Tomás cogió la barra de hierro que utilizaba como pasador de seguridad en el portalón de acceso a su almacén, la retiró para poder abrir la puerta y con ella en una mano salió a ver qué jaleo era ese que había en la calle. Nada más salir quedó estupefacto al ver cómo una docena (o así, porque no era cuestión de ponerse a contarlos en ese momento) de policías, estaban apuntándole con sus armas; igual que en las películas. En el destacamento policial que se había movilizado para esta operación, se encontraba Luis Roncero, un larguirucho y novato agente, especialista en sacar de quicio a todo quisqui.
 
“Levante las manos y no de ni un paso más! ¡Y suelte ahora mismo esa barra!”, le gritó Roncero. Ante semejante situación, el pobre Tomás, sin saber qué estaba pasando y sin saber cómo reaccionar, simplemente dejó caer la barra de hierro, con tan mala fortuna que esta cayó de forma vertical y aterrizó directamente en el dedo pequeño de su pie derecho. El ruido de la barra al caer, el grito de dolor que pegó Tomás y el disparo que lanzó uno de los policías (Luis Roncero, por más señas), fueron simultáneos.
 
McArron llegaba en ese momento, justo para ver cómo se cargaban a un posible testigo sin que este hubiese cantado dónde estaba el códice. “¡Quietos, no disparéis!”, gritó McArron mientras corría hacia donde estaba el chatarrero. Pero este aún vivía, aunque se retorcía de dolor en el suelo.
- ¿Dónde le han dado? –preguntó.
- En el pie, en el jodío dedo pequeño... –respondió Tomás, retorciéndose de dolor.
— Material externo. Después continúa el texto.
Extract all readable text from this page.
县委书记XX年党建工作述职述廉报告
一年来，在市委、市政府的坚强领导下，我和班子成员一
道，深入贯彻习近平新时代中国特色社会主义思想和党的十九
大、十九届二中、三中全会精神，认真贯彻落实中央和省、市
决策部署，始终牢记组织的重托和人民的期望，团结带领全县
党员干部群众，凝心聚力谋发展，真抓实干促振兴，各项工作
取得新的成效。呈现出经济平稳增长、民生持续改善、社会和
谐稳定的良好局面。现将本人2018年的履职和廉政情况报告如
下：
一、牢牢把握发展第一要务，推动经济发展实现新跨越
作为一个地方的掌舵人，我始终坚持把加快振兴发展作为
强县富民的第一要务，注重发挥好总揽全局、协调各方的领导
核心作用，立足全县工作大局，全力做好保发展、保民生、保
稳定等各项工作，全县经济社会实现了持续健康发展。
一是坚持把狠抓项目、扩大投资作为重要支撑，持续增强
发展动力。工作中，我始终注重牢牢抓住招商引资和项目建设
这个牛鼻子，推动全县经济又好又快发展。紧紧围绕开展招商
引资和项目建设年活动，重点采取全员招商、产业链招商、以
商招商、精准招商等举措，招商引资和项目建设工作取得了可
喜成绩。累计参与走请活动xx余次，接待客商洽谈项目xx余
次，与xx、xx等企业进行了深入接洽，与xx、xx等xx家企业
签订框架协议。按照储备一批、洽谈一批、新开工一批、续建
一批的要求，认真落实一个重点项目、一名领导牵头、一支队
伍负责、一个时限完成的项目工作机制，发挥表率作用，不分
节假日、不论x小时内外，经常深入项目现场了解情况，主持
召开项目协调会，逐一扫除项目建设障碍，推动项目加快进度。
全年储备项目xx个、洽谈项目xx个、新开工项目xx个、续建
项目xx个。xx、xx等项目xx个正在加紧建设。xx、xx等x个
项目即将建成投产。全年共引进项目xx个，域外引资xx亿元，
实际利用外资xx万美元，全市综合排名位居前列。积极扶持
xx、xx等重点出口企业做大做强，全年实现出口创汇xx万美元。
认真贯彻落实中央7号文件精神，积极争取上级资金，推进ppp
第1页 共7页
Pero ni en el pie ni en ninguna otra parte del cuerpo tenía impacto de bala, según pudo comprobar McArron tras su exploración, así que lo levantó y le dijo en tono severo, mirándole a los ojos:
- ¿Y el códice?
- El códice está bien, lo que me duele es el pie –respondió quejumbroso Tomás.
McArron le miró irritado y estuvo a punto de arrearle un sopapo, pero se contuvo y lo llevó a empujones hacia el interior del almacén; no era cuestión de armar más espectáculo allí fuera ni de hacer un interrogatorio televisado en directo, puesto que ya había visto algunos periodistas y cámaras de televisión tratando de saltarse el cordón policial. “¡Esto es una operación policial, no un reality show!”, maldijo McArron para sus adentros mientras se iba para adentro.
 
A los pocos minutos, el sospechoso estaba sentado en una silla y varios policías le rodeaban.
- ¡Nombre! –le gritó el sargento Domínguez, encargado de los interrogatorios.
- Tomas... –respondió muy débilmente el chatarrero, tan débilmente que casi no se le oyó ni el acento en la “a”.
- ¡Qué Tomas! –gritó más fuerte aún Domínguez.
- Un café con leche, corto de café y en taza si es posible –respondió Roncero.
Domínguez le dirigió una mirada asesina. Tragó saliva y continuó el interrogatorio.
- ¿Cuál es tu apellido?
- Locojo –tan asustado estaba el chatarrero que lo dijo en una voz tan baja que Domínguez tuvo que acercar la oreja y hacérselo repetir más de una vez.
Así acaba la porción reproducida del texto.